Westland Milk Products has signed an agreement to sell the co-operative to China’s Yili for NZD 588 million ($403 million).
The proposed deal will see the New Zealand dairy company be bought by Hongkong Jingang Trade Holding, a wholly owned subsidiary of Yili.
Westland Milk Products said it had carried out a process to explore ownership options following the company’s inability to deliver competitive milk pay-out in recent years.
The board engaged with more than 25 parties to seek indications of interest in a cornerstone investment in Westland or a full acquisition or merger.
Westland Milk Products chairman Pete Morrison said: “The board believes that the proposed transaction represents the best available outcome for our shareholders, and has the unanimous support of the board.

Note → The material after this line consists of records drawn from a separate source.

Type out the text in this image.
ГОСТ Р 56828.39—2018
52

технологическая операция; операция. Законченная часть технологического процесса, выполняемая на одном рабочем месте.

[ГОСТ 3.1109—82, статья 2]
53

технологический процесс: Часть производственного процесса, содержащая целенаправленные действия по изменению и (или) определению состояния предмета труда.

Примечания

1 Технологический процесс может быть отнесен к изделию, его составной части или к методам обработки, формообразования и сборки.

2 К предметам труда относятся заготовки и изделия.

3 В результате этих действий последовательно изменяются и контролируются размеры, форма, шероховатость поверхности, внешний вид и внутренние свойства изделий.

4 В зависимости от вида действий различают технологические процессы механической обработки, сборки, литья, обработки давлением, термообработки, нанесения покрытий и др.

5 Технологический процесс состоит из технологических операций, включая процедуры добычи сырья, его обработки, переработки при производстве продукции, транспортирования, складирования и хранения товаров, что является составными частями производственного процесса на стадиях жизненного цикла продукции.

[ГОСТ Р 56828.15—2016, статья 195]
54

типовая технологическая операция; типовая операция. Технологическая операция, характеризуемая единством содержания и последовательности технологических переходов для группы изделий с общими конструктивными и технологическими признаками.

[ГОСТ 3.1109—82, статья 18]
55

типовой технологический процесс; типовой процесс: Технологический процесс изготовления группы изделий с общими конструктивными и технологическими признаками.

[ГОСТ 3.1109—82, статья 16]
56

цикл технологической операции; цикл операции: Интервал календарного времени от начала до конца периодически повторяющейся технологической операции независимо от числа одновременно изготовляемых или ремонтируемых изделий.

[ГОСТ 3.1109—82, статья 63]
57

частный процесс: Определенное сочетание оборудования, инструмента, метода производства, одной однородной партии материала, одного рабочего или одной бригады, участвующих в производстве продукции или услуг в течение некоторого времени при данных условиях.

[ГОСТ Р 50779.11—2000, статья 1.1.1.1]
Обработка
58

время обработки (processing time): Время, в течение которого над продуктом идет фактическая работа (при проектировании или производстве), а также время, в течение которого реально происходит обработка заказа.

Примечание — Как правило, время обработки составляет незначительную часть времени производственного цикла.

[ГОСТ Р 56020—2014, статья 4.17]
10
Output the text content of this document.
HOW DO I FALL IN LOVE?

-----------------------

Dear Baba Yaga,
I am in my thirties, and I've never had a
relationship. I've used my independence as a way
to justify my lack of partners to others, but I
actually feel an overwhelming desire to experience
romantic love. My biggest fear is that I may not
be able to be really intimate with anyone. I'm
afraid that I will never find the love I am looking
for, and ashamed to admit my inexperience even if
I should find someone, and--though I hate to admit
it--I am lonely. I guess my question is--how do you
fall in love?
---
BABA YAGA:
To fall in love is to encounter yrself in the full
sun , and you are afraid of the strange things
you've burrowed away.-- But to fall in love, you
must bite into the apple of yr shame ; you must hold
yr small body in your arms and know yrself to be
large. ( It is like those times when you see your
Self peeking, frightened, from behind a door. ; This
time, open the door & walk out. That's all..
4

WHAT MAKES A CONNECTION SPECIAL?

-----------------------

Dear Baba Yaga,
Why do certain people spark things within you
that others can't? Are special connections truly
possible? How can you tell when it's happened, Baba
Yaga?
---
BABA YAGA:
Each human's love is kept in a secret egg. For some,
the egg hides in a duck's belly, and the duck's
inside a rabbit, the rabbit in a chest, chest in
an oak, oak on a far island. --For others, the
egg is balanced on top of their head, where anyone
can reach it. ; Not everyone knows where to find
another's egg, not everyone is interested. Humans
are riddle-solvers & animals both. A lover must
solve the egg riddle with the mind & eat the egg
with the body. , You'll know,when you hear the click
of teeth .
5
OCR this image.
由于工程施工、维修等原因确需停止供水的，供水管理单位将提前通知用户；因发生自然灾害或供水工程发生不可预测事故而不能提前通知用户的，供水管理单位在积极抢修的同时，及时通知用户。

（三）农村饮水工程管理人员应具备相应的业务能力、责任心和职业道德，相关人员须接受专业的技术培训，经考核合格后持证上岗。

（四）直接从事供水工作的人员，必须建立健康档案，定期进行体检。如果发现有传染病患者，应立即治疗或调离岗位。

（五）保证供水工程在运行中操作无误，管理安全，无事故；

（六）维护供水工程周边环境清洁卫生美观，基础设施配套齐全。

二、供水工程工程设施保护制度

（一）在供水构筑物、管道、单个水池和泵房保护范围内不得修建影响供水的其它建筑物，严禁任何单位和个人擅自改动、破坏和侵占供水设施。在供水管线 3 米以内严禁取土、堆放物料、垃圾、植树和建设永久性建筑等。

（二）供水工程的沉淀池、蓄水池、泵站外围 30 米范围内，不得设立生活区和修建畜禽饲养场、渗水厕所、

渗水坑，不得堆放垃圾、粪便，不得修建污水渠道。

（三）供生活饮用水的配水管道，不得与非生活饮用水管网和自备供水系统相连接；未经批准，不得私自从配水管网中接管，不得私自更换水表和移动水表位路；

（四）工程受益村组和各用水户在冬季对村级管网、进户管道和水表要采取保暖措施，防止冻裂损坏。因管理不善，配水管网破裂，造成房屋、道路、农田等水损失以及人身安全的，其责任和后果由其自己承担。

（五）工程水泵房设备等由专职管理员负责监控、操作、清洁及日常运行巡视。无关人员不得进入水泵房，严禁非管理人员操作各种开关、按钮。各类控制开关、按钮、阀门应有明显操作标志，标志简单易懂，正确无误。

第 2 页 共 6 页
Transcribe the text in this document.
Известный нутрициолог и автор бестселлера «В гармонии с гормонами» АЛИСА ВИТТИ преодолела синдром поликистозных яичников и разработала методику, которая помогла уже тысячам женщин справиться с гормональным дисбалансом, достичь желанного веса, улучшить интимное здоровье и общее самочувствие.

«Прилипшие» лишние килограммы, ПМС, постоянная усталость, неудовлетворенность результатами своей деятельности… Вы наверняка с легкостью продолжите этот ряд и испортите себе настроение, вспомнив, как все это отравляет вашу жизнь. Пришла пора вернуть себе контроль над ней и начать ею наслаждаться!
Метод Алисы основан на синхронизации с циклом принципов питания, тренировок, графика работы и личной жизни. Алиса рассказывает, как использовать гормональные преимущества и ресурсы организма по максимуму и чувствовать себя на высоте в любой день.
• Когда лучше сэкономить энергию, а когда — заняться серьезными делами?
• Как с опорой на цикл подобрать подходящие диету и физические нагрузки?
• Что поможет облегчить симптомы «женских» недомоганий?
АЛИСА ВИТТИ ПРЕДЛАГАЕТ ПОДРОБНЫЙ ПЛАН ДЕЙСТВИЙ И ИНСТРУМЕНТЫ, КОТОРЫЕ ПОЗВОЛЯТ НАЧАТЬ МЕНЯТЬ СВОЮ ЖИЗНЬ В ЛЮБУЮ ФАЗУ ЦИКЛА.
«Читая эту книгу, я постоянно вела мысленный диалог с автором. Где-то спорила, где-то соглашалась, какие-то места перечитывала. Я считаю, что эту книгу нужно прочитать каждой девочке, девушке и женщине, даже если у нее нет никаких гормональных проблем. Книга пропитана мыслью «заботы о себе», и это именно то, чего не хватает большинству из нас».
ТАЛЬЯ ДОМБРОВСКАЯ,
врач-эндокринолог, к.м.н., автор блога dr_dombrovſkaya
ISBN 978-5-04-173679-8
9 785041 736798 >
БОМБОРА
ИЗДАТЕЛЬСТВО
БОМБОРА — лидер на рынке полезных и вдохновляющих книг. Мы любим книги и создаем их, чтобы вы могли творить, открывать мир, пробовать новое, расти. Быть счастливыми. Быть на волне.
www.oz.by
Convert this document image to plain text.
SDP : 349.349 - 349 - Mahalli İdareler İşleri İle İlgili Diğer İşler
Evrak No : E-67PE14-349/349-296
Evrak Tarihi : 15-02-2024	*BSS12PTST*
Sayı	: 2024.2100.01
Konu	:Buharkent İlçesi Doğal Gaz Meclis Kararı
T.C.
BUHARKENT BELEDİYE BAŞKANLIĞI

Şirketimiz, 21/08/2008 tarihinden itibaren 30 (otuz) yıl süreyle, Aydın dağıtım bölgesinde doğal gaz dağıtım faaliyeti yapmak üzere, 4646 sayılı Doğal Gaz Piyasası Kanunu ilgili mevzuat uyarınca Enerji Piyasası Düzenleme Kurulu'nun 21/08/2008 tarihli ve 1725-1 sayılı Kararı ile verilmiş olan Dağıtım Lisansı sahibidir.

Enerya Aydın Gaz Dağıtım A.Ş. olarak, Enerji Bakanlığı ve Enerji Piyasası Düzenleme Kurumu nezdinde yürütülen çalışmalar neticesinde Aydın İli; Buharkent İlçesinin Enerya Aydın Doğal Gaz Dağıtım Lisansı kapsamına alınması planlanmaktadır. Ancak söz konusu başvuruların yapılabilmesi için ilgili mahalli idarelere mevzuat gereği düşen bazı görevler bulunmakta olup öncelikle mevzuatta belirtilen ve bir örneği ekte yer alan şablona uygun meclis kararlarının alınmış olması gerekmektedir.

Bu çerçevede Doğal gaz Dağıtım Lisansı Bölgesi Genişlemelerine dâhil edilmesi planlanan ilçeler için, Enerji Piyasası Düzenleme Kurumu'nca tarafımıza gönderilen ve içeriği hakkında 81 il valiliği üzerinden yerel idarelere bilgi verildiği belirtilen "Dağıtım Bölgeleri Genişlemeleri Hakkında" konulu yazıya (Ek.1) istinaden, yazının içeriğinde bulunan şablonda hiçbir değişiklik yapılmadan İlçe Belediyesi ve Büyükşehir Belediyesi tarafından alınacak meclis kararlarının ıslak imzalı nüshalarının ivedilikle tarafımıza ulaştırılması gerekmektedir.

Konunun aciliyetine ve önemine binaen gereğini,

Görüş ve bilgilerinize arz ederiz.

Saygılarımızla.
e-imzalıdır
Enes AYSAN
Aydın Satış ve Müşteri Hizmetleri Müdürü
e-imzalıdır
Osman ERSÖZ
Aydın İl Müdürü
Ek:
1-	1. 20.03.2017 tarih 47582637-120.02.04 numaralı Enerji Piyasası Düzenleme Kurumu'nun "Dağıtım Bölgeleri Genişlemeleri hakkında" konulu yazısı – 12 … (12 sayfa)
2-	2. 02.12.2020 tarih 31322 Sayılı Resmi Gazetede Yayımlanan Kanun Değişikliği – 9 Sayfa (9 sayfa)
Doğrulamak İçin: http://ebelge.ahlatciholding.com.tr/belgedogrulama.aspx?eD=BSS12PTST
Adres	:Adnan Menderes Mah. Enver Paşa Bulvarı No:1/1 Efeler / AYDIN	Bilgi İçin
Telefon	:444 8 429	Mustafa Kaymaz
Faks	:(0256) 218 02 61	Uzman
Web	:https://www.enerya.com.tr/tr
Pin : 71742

“The acquisition price represents an attractive price to the Westland shares’ nominal value. Westland will seek shareholder approval for the proposed transaction at a special shareholder meeting, which is expected to be held in early July 2019.”
“Under the proposed transaction, our shareholder farmers who are existing suppliers upon the implementation of the scheme will receive the benefit of Westland’s (under the new ownership) commitment (which is guaranteed by Jingang) to collect milk and pay a competitive payout of a minimum of the Fonterra farm gate milk price for ten seasons from the season commencing 1 August 2019.”
Yili has been in New Zealand since 2013 when it acquired Oceania, the South Canterbury-based dairy company. During that time it has invested approximately NZD 650 million ($445 million) in establishing milk powder, infant formula and UHT production lines for Oceania.
Last November, Westland revealed plans to build a NZD 22 million ($15.1 million) plant at its facility in Hokitika, South Island, allowing it to process multiple types of milk into high-value products.
In 2018, New Zealand dairy company Southern Pastures formed a joint venture in the country with Westland Milk Products.